I have a fairly large (about 1200 variables with 14 observations each) data set, stored in a text file, with a very weird and definitely not tidy
structure. In practice each variable is stored as a row, instead than as a column, and the first and second row are respectively the variable name, and the measurement unit for that variable. Here is a sample data set:
Date --- 1/19/2016 1/19/2016 1/19/2016 1/19/2016 1/19/2016 1/19/2016 1/19/2016 1/19/2016 1/19/2016 1/19/2016 1/19/2016 1/19/2016 1/19/2016 1/19/2016
PT-AMB#SRV V 1.403400 1.403207 1.403265 1.403326 1.403454 1.403783 1.404924 1.404962 1.405291 1.404951 1.404685 1.404812 1.404433 1.404428
PS1-SEC20#SRV V 2.395769 2.416003 2.362276 2.253045 2.139873 1.939328 2.450442 2.294791 2.085946 1.929666 2.634747 3.067008 3.081949 3.095456
The first variable is called Date
and it's nondimensional (units ---
), the second one is PT-AMB#SRV
and measured in volts V
, and so on. NOTE: two entries on the same row are separated by a tab in the original file. I'm not sure if this is conserved once I copy&paste data here on Stack Overflow.

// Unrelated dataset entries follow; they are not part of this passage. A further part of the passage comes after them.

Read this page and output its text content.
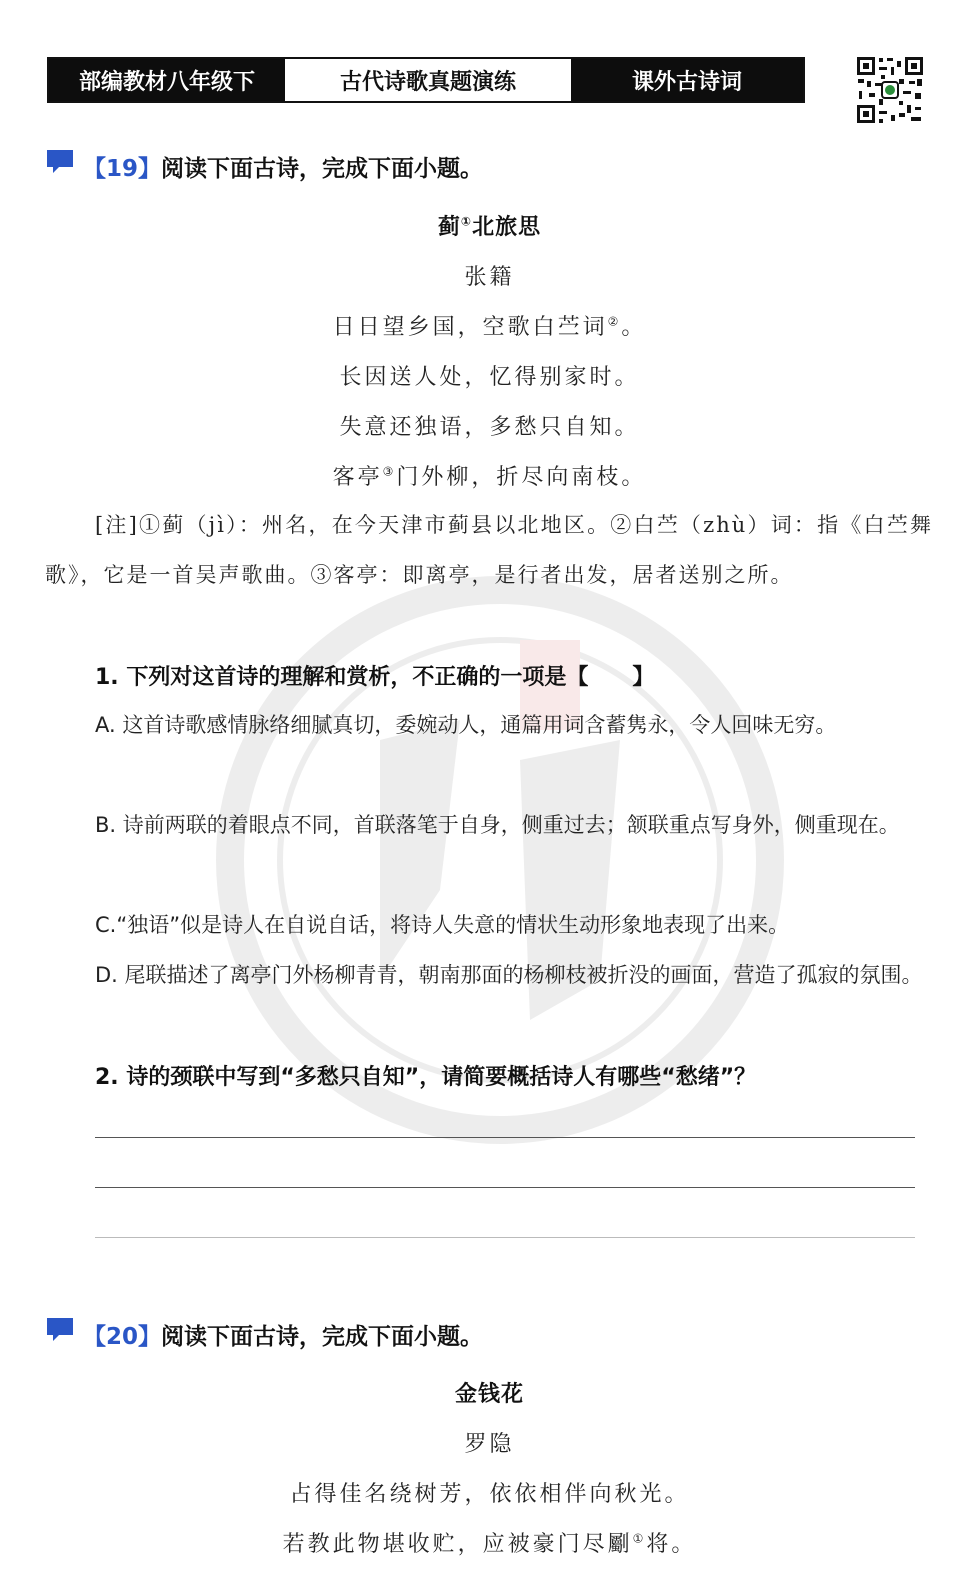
部编教材八年级下	古代诗歌真题演练	课外古诗词
【19】 阅读下面古诗，完成下面小题。
蓟①北旅思
张籍
日日望乡国，空歌白苎词②。
长因送人处，忆得别家时。
失意还独语，多愁只自知。
客亭③门外柳，折尽向南枝。
[注]①蓟（jì）：州名，在今天津市蓟县以北地区。②白苎（zhù）词：指《白苎舞歌》，它是一首吴声歌曲。③客亭：即离亭，是行者出发，居者送别之所。
1. 下列对这首诗的理解和赏析，不正确的一项是【　　】
A. 这首诗歌感情脉络细腻真切，委婉动人，通篇用词含蓄隽永，令人回味无穷。
B. 诗前两联的着眼点不同，首联落笔于自身，侧重过去；颔联重点写身外，侧重现在。
C.“独语”似是诗人在自说自话，将诗人失意的情状生动形象地表现了出来。
D. 尾联描述了离亭门外杨柳青青，朝南那面的杨柳枝被折没的画面，营造了孤寂的氛围。
2. 诗的颈联中写到“多愁只自知”，请简要概括诗人有哪些“愁绪”？
【20】 阅读下面古诗，完成下面小题。
金钱花
罗隐
占得佳名绕树芳，依依相伴向秋光。
若教此物堪收贮，应被豪门尽劚①将。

First of all, I tried to read in data like this:
df=read.table("TEST.txt",sep="\t")
I get the following error:
Error in scan(file, what, nmax, sep, dec, quote, skip, nlines, na.strings, :
line 2 did not have 16 elements
The error goes away if I manually edit the second (and the third) variable names, changing the #
to a -
.
The first question is: why is this happening, and how can I prevent it from happening? If I need to change all #
to -
in all variable names, how can I do that automatically? Preferably in R
, otherwise the command line is fine (I work in Windows).
Second question: after modifying all the #
(just two in this sample data set), I read it with
df=read.table("TEST.txt",sep="\t")
I get:
V1 V2 V3 V4 V5 V6 V7 V8 V9 V10 V11 V12 V13 V14 V15 V16
1 Date --- 1/19/2016 1/19/2016 1/19/2016 1/19/2016 1/19/2016 1/19/2016 1/19/2016 1/19/2016 1/19/2016 1/19/2016 1/19/2016 1/19/2016 1/19/2016 1/19/2016
2 PT-AMB-SRV V 1.403400 1.403207 1.403265 1.403326 1.403454 1.403783 1.404924 1.404962 1.405291 1.404951 1.404685 1.404812 1.404433 1.404428
3 PS1-SEC20-SRV V 2.395769 2.416003 2.362276 2.253045 2.139873 1.939328 2.450442 2.294791 2.085946 1.929666 2.634747 3.067008 3.081949 3.095456
I then try to transpose df
, so that variables are stored in columns:
df_t=t(df)
I get:
[,1] [,2] [,3]
V1 "Date" "PT-AMB-SRV" "PS1-SEC20-SRV"
V2 "---" "V" "V"
V3 "1/19/2016" "1.403400" "2.395769"
V4 "1/19/2016" "1.403207" "2.416003"
V5 "1/19/2016" "1.403265" "2.362276"
V6 "1/19/2016" "1.403326" "2.253045"
V7 "1/19/2016" "1.403454" "2.139873"
V8 "1/19/2016" "1.403783" "1.939328"
V9 "1/19/2016" "1.404924" "2.450442"
V10 "1/19/2016" "1.404962" "2.294791"
V11 "1/19/2016" "1.405291" "2.085946"
V12 "1/19/2016" "1.404951" "1.929666"
V13 "1/19/2016" "1.404685" "2.634747"
V14 "1/19/2016" "1.404812" "3.067008"
V15 "1/19/2016" "1.404433" "3.081949"
V16 "1/19/2016" "1.404428" "3.095456"
No more a data frame, but an array of characters. Definitely not what I want to. How can I make it so that variables are stored in columns (tidy data set)? I thought the problem was the column containing the measurement units, but removing it before transposing with
df[,"V2"]=NULL
doesn't solve anything. Maybe tidyr
could help here, but I don't know how.